Вооружённый порцией недетского опыта я полноправно приступил к занятиям. Кроме того, «опыт» оказался неплохой прививкой от плотской любви, что мне позволило с головой окунуться в дела институтские. Мне нравилось учиться, общаться с себе подобными. С удовольствием откликнулся на объявление, зазывающее в факультетскую секцию по волейболу, которым занимался прежде хоть и не долго, но небезуспешно. Продолжил и шахматные баталии. Кроме того, меня избрали старостой группы – уж не знаю, чем я вызвал такое доверие. Скорее всего, рекомендовал деканат как медалиста, а значит, человека ответственного, целеустремлённого. Лестно, конечно, но, честно говоря, терпеть не могу общественную деятельность. А куда денешься, если цель и впрямь есть: аспирантура. Я должен продолжить разработки отца по диффузионной сварке. Мне это интересно. Значит, и начать надо с «пятёрок». Это, как в школе: преподаватели видят предыдущие оценки и свои ставят такие же почти автоматом, соответственно уровню учащегося. Чего проще – сначала ты работаешь на «пятёрки», потом «пятёрки» на тебя. И никакого особого напряга. И никаких семи пядей во лбу. Поэтому среди отличников столько усидчивых придурков.

Сдружился я ненароком с Зиной Лагутиной, потому что она не напоминала ни резиновую куклу Зину в магазине – из детского стишка Барто, ни какую-либо другую резиновую куклу (не детскую): у неё, наоборот, не наблюдалось притягательной наружности, но присутствовали кое-какие мозги. С Лагутиной и поговорить можно, и не навязчива она, и никакого в ней бездарного кокетства, жеманства. Нет, я не против изысканного жеманства, которое подчёркивает женскую привлекательность (если таковая есть), но не ту, которая выказывает отсутствие мозгов и воспитания.

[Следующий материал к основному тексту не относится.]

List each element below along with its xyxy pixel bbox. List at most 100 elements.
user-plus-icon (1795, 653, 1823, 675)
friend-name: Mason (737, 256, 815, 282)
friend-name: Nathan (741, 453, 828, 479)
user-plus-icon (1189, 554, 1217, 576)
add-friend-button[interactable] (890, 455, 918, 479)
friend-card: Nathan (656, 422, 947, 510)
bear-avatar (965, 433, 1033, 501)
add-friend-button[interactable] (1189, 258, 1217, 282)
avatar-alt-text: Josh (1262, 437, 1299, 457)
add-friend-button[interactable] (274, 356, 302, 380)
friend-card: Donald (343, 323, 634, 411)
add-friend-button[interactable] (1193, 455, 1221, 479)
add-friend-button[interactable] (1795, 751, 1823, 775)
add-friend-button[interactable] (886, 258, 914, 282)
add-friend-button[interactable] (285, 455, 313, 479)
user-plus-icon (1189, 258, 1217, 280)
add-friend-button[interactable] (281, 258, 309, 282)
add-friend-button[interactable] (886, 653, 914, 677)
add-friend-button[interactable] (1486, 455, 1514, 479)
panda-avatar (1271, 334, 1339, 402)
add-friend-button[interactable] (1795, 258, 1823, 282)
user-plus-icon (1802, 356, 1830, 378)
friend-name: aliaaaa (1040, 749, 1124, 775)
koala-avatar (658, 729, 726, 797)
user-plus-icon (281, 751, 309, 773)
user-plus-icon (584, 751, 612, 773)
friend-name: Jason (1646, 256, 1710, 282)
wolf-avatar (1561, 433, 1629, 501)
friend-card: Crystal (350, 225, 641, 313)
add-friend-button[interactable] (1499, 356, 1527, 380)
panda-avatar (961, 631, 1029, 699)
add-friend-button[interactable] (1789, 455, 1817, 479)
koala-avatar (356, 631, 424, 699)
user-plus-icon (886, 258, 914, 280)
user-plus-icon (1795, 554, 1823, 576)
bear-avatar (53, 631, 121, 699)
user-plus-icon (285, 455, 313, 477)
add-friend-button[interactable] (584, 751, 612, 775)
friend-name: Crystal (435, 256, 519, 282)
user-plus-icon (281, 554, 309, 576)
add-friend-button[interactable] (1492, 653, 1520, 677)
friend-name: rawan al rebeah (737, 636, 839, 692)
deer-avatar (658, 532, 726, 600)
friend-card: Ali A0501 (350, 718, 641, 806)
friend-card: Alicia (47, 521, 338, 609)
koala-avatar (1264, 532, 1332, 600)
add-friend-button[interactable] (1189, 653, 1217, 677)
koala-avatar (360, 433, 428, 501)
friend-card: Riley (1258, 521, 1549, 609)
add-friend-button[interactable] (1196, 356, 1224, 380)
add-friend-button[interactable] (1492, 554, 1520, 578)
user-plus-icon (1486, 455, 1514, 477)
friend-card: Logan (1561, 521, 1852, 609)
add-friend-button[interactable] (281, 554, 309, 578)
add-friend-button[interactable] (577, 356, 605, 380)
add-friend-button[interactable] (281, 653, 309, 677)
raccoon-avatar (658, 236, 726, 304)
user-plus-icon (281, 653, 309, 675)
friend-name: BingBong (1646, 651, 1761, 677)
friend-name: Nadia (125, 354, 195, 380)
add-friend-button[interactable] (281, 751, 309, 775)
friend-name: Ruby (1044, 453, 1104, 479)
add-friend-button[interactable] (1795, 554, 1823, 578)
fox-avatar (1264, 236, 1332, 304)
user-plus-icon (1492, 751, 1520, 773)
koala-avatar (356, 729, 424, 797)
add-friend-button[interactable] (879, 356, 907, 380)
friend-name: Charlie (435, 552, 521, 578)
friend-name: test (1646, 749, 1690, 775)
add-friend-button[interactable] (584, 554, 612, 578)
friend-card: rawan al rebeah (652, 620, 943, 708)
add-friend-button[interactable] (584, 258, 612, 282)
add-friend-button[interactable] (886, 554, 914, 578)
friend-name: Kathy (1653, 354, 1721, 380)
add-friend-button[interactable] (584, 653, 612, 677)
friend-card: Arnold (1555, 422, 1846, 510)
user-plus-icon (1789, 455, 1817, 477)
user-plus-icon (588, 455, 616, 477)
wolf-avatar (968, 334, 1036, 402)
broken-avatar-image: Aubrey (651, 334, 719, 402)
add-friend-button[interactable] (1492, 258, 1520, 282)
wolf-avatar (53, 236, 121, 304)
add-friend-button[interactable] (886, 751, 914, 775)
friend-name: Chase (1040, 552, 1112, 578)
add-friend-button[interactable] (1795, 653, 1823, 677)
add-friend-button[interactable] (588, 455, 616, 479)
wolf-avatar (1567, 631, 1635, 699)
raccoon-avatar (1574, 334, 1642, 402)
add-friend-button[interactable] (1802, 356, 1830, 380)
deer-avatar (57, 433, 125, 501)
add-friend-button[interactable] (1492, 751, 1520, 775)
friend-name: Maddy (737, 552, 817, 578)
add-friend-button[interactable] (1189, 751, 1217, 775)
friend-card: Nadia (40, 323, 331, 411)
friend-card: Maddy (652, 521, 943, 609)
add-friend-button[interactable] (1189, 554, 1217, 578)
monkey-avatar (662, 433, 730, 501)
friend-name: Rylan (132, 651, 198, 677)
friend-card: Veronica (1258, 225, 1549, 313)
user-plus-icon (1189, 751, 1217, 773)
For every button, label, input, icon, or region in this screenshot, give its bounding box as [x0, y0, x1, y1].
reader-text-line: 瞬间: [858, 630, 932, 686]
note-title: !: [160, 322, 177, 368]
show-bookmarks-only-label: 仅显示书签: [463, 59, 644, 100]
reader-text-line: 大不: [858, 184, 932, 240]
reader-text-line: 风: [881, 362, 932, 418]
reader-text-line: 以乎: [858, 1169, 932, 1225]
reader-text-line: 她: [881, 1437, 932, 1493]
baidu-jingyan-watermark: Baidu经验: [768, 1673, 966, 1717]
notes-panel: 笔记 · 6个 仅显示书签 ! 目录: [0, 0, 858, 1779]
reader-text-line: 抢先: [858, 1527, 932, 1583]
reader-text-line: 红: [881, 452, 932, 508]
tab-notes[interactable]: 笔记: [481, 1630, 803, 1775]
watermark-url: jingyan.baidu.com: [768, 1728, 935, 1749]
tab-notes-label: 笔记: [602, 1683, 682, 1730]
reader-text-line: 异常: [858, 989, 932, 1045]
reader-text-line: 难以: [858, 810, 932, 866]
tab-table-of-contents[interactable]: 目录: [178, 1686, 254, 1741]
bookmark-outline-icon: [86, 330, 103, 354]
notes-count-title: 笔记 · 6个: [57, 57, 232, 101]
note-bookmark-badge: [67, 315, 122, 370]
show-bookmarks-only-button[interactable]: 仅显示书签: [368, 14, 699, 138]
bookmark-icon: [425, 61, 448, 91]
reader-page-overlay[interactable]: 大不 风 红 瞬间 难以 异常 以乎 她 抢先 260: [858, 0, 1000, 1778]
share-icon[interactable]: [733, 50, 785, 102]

Фигура Зины обладала пропорциями манекенщицы – высокая, худая, но при этом лишённая грациозности, женственной мягкости. Зина, как и я, оказалась в факультетской волейбольной секции. А позже я понял и причину, побудившую мою одногруппницу предпочесть сварку. Старший брат Лагутиной работал на стройке сварщиком. Сестрёнка обожала старшенького, боготворила его и подражала во всём. Даже на гитаре научилась играть, глядя на него. Привыкнув с детства к обществу брата, которому пришлось нянчиться с сестричкой в виду занятости родителей, Зина постепенно стала «своей» в компании мальчишек, оказавшихся ей приятнее и привычнее, чем девочки. Странно, что при этом Зина не превратилась в пацанку, «своего парня», но общий язык она находила с противоположным полом в два счёта.

– Гер, подскажи, что можно подарить парню на День рождения, – как-то спрашивает меня.

– Сколько ему стукнет? – уточняю.

– Двадцать пять, – отвечает.

Я удивлённо поднимаю брови.

– Взрослый, однако, парнишка твой.

– Не парнишка, а брат, – смеётся она.

– Подари книгу, лучший подарок, – предлагаю.

– Он больше музыку любит.

– Классическую?

– Да ну! Рок, бардовскую.

– Купи диск тогда, клёвый такой.

– Это ж, где я его искать буду?

– Да, надо иметь каналы… – задумываюсь, и вдруг меня осеняет: – А цветомузыка у него есть?

– Нет…

– Вот! Купи цветомузыку.

– Тоже нужны «каналы», да и деньги, каких у меня нет.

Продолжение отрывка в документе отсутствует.